España: cuando ganar es un hábito

España: cuando ganar es un hábito

No, no fue la España que más me gusta. ¿Porque falta Iniesta? Puede ser. Pero en algún partido de la Eurocopa Iniesta no estuvo, o no estuvo demasiado bien. Hay síntomas en este equipo que me sugieren un cambio que no me gusta, una tendencia a olvidar el catón sobre el que se construyó: el tiqui-taca, el tuya-mía, el contrario persiguiendo sombras, aburriéndose, desalentado, perdida la motivación. No me pareció exactamente aquel mismo equipo. Aunque sí, lo vi solvente. Fallón en el gol encajado, un error puntual, eso sí. Y en el resto del partido un buen equipo cuya sola presencia imponía respeto.

Respeto. Esa puede ser la palabra. Temíamos un ambiente ardoroso en el Ali Sami Yen de Galatasaray, pero no fue para tanto. El público de las gradas sabía que ahí abajo estaba la Selección Española, y esa misma impresión frenó la euforia. Ni perdiendo, ni empatando, ni mucho menos ganando (lo que sólo ocurrió al final) España sintió agobio.

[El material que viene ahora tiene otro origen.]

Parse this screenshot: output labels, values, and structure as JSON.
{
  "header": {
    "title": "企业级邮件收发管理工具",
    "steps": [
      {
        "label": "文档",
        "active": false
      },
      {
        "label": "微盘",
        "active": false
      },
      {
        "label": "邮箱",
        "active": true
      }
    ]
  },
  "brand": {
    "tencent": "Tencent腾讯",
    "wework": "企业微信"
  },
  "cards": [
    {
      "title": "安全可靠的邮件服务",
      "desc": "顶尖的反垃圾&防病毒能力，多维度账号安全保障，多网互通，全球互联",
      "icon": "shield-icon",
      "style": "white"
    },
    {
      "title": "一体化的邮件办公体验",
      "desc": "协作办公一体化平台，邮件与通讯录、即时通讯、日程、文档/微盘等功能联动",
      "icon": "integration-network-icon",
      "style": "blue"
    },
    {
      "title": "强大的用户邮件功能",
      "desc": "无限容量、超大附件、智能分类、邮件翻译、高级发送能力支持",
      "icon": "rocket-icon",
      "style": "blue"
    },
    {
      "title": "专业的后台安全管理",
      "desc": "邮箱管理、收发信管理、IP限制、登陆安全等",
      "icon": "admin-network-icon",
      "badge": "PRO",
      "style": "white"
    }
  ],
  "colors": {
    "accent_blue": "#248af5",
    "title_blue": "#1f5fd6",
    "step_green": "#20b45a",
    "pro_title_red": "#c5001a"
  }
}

Ganar es un hábito, me dijo un día mi buen amigo Michael Robinson. Es la pura verdad: ganar es un hábito. Por eso ganó ayer España, sin Iniesta, sin la excelencia del tiqui-taca, sin Villa, con un Torres a media luz, en un país en el que nunca había marcado gol...

Bueno, pues ayer marcó dos, contra uno que había encajado previamente en jugada un pelín ridícula. Ahora ya me preocupa menos Bosnia. Sí, ayer ganó a Bélgica, pero esta victoria en Estambul nos pone a salvo de cualquier contingencia, o así lo espero. Esto dicho, hay que volver a jugar bien, y no como ayer. No quisiera entrar en disquisiciones mayores sobre lo que es jugar bien. Más o menos, todos lo sabemos. Ayer España jugó eficazmente y sacó el partido. Bueno: pues jugando bien se sacan los partidos adelante, mejor y antes, sin chiripas ni milagros. Ganamos, muy bien. Pero no olvidemos lo esencial.